The second fossil has quite a different story. For the last few decades, it's lived in the collections of the Queen's University Natural History Museum in Ontario, Canada. While it was occasionally brought out for students to see, just like so many amber specimens, it had no associated data, meaning no one knew where it came from or how old it was. 

The lizard being studied by the Canadian team. It's well preserved inside the amber, but X-ray scans were needed to get more detail. Image: Corey Lablans

Recently, however, researchers were able to bring the specimen to a new X-ray microscopy scanner at McGill University in Montreal, providing a high-tech look at the lizard for the first time.

"Our palaeontology professor, he's been teaching this course for a good 20, maybe 30, years, and he brings in this amber sample at the start of every course," said undergraduate student Ellen Handyside while presenting research on the fossil at the same conference. "This year, he got to say, 'We're finally doing something with it!' which was really exciting."

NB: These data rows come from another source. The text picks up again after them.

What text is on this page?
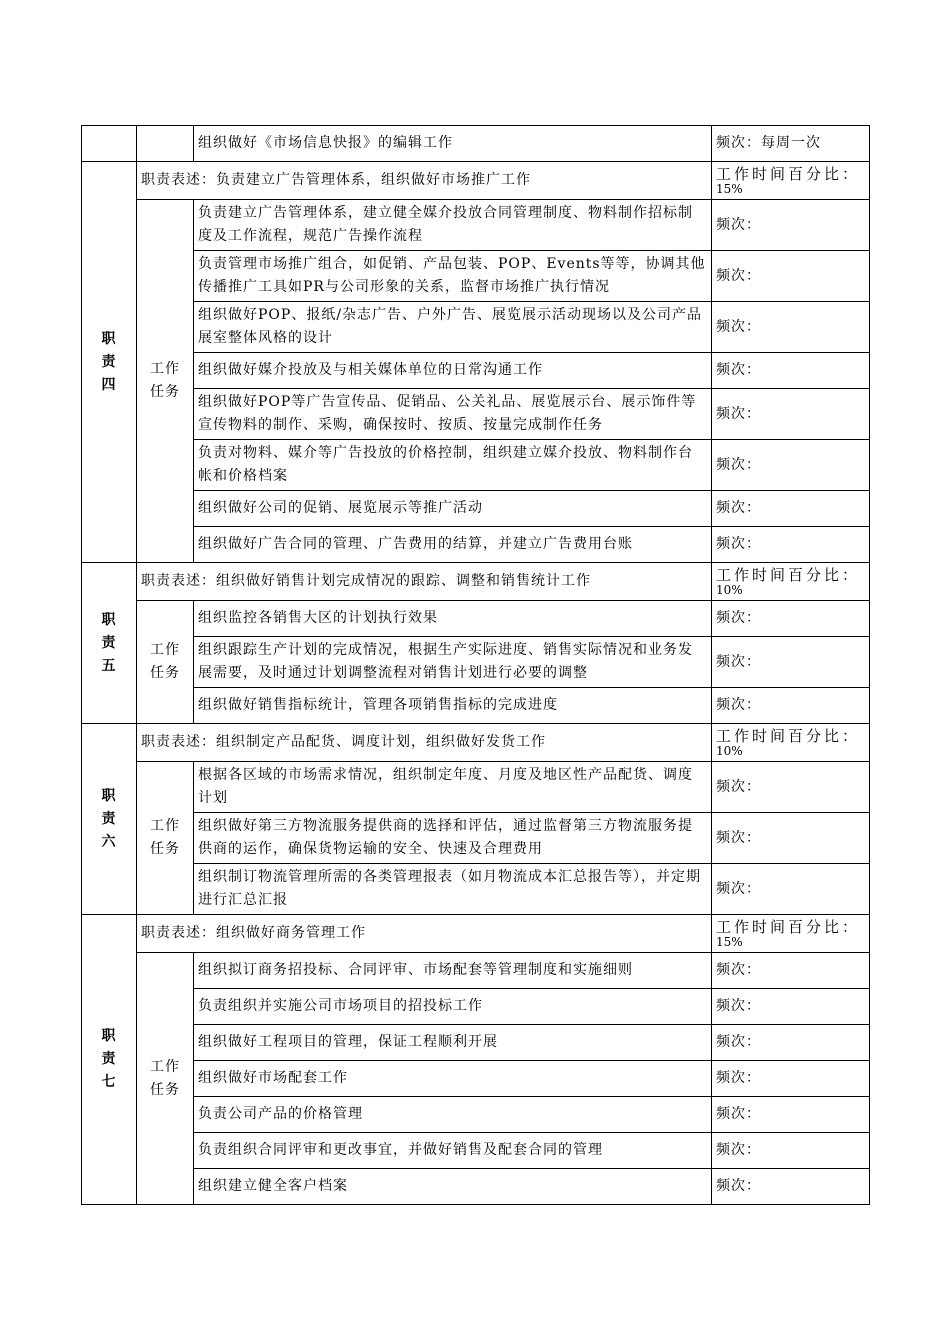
		组织做好《市场信息快报》的编辑工作	频次：每周一次

职
责
四	职责表述：负责建立广告管理体系，组织做好市场推广工作		工作时间百分比：
15%

	工作
任务	负责建立广告管理体系，建立健全媒介投放合同管理制度、物料制作招标制度及工作流程，规范广告操作流程	频次：
		负责管理市场推广组合，如促销、产品包装、POP、Events等等，协调其他传播推广工具如PR与公司形象的关系，监督市场推广执行情况	频次：
		组织做好POP、报纸/杂志广告、户外广告、展览展示活动现场以及公司产品展室整体风格的设计	频次：
		组织做好媒介投放及与相关媒体单位的日常沟通工作	频次：
		组织做好POP等广告宣传品、促销品、公关礼品、展览展示台、展示饰件等宣传物料的制作、采购，确保按时、按质、按量完成制作任务	频次：
		负责对物料、媒介等广告投放的价格控制，组织建立媒介投放、物料制作台帐和价格档案	频次：
		组织做好公司的促销、展览展示等推广活动	频次：
		组织做好广告合同的管理、广告费用的结算，并建立广告费用台账	频次：

职
责
五	职责表述：组织做好销售计划完成情况的跟踪、调整和销售统计工作		工作时间百分比：
10%

	工作
任务	组织监控各销售大区的计划执行效果	频次：
		组织跟踪生产计划的完成情况，根据生产实际进度、销售实际情况和业务发展需要，及时通过计划调整流程对销售计划进行必要的调整	频次：
		组织做好销售指标统计，管理各项销售指标的完成进度	频次：

职
责
六	职责表述：组织制定产品配货、调度计划，组织做好发货工作		工作时间百分比：
10%

	工作
任务	根据各区域的市场需求情况，组织制定年度、月度及地区性产品配货、调度计划	频次：
		组织做好第三方物流服务提供商的选择和评估，通过监督第三方物流服务提供商的运作，确保货物运输的安全、快速及合理费用	频次：
		组织制订物流管理所需的各类管理报表（如月物流成本汇总报告等），并定期进行汇总汇报	频次：

职
责
七	职责表述：组织做好商务管理工作		工作时间百分比：
15%

	工作
任务	组织拟订商务招投标、合同评审、市场配套等管理制度和实施细则	频次：
		负责组织并实施公司市场项目的招投标工作	频次：
		组织做好工程项目的管理，保证工程顺利开展	频次：
		组织做好市场配套工作	频次：
		负责公司产品的价格管理	频次：
		负责组织合同评审和更改事宜，并做好销售及配套合同的管理	频次：
		组织建立健全客户档案	频次：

With so much of the skin and skeleton preserved in this case, identification was pretty straightforward: it's a gecko, an ancient species with long toes, curved claws and seemingly no sticky foot pads (although these might simply not have been preserved).

A closer look, via X-ray microscopy scanning, of the Canadian team's lizard specimen, preserved in exquisite skeletal detail. Image: Rui Tahara and Hans Larsson

The big mystery with this lizard is what time and place it called home. Tracking a fossil back to its original provenance is tough, often impossible, but this research team thinks they might be able to do it by analysing the chemical composition of the amber.

The chemistry of the amber matches what is expected from a warm, tropical environment, likely of the Neogene Period (less than 25 million years ago), which helps narrow down the specimen's age and habitat. "However, specifying that to Columbia or Malaysia or Mexico or the Dominican, that's where the trouble really is," Handyside said.

Read more: This amber find is an alien in the insect world

Zeroing in on the lizard's home requires comparing the chemistry of amber in different regions. So far, the researchers have found that this lizard's amber is a poor match for Baltic amber, and a better match for the Dominican, for example, but more data is still needed before they can pinpoint a fitting location.

It's a case of prehistoric forensics work, with scientists trying to trace the chemical evidence to the scene of the victim's death. And just like criminal investigators, they might also look to bugs for help: the same amber piece that trapped this lizard also captured an ancient spider, which might offer more clues to the habitat in which the amber formed.

Both reptilian mysteries are subjects of ongoing research, and when all is said and done, the two lizards' stories may become yet more intertwined: Handyside expressed her team's interest in reaching out to Daza for assistance. Perhaps a collaborative effort can help put these riddles to rest, eventually.